Allow a CLOSING EXHORTATION. Beware how you clog yourself needlessly with the dust; there is no necessity why you should cling to it. It is most true, that in the dust of self-abasement you cannot lie too deeply. "I abhor myself, and repent in dust and ashes," says the repentant Job. "He puts his mouth in the dust; if so be there may be hope," says the weeping Jeremiah. But the dust of earthly pursuits and pleasures are not suited to you as a heaven-born soul. The dust is the serpent's food, not the bread of a renewed mind. You were born again- not to dig into the earth with the mole, but to soar to the heavens with the eagle. Your God is in heaven, your Savior is in heaven, the glorified saints are in heaven; and in faith, and in hope, and in conversation, you should be in heaven also.

Then do not clog yourself needlessly with dust. Do not be in haste to be rich. Do not be anxious after great worldly enterprises, magnificent schemes, with a view merely of accumulating wealth. "Those who will be rich fall into temptation and a snare, and into many foolish and hurtful lusts, which drown men in destruction and perdition." Be content with God's disposal of you, and with his allotment
to you. Walking uprightly and in his fear, you shall lack no good thing. "He will never leave you, nor forsake you, so that you may boldly say, The Lord is my helper." Let the world, and worldly things, sit lightly upon you. Its smiles and its frowns, its caresses and its woundings, are but for a moment- and then all will forever have fled.

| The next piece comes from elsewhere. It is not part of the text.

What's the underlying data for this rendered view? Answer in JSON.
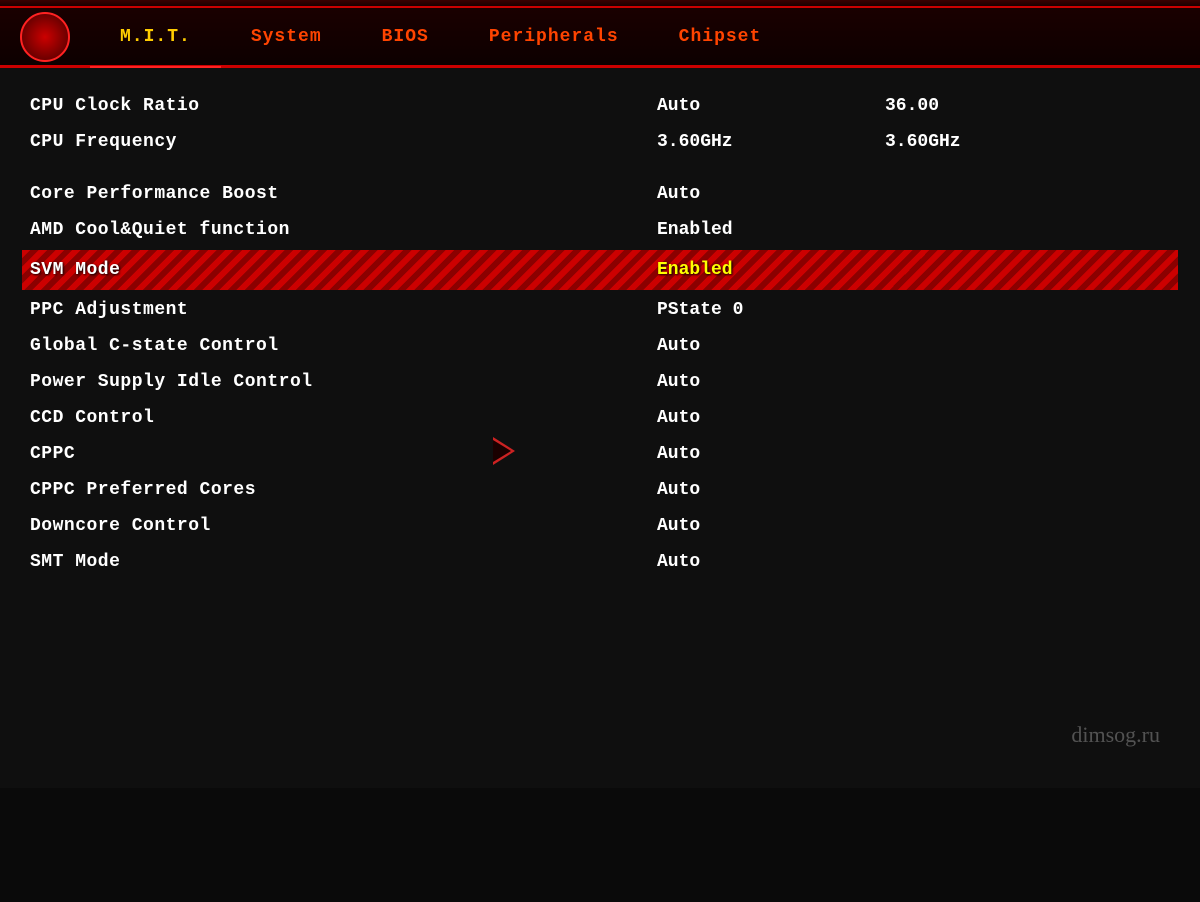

"Now let me say this, dear brothers and sisters: The time that remains is very short, so husbands should not let marriage be their major concern. Happiness or sadness or wealth should not keep anyone from doing God's work. Those in frequent contact with the things of the world should make good use of them without becoming attached to them, for this world and all it contains will pass away." Arise, then, and shake yourself from the dust, and put on your beautiful garments, and array yourself in your costly ornaments- the righteousness of the incarnate God, and the graces of the sanctifying Spirit. Thus quickened and revived, thus rising from the dust to which your soul has so long been cleaving, O how sweetly will you sing as heavenward you soar! "I will greatly rejoice in the Lord, my soul shall be joyful in my God: for he has clothed me with the garments of salvation, he has covered me with the robe of righteousness, as a bridegroom decks himself with ornaments, and as a bride adorns herself with her jewels."

Go to Jesus just as you are. Take your deadness to Christ- take your barrenness to Christ- take your decay to Christ- take to Christ your frame of mind just as it is. Jesus stands between you and God, prepared to present to God every sigh, and groan, and desire, and tear, and request; and to convey from God every blessing, covenant, blood-purchased blessing, which it is possible for him to give, or needful for you to receive. Exult in the prospect of soon reaching heaven, where there are no frosts to congeal, where there is no blight to wither, and where no earthly tendencies will ever weigh down to the dust the life of God in your soul.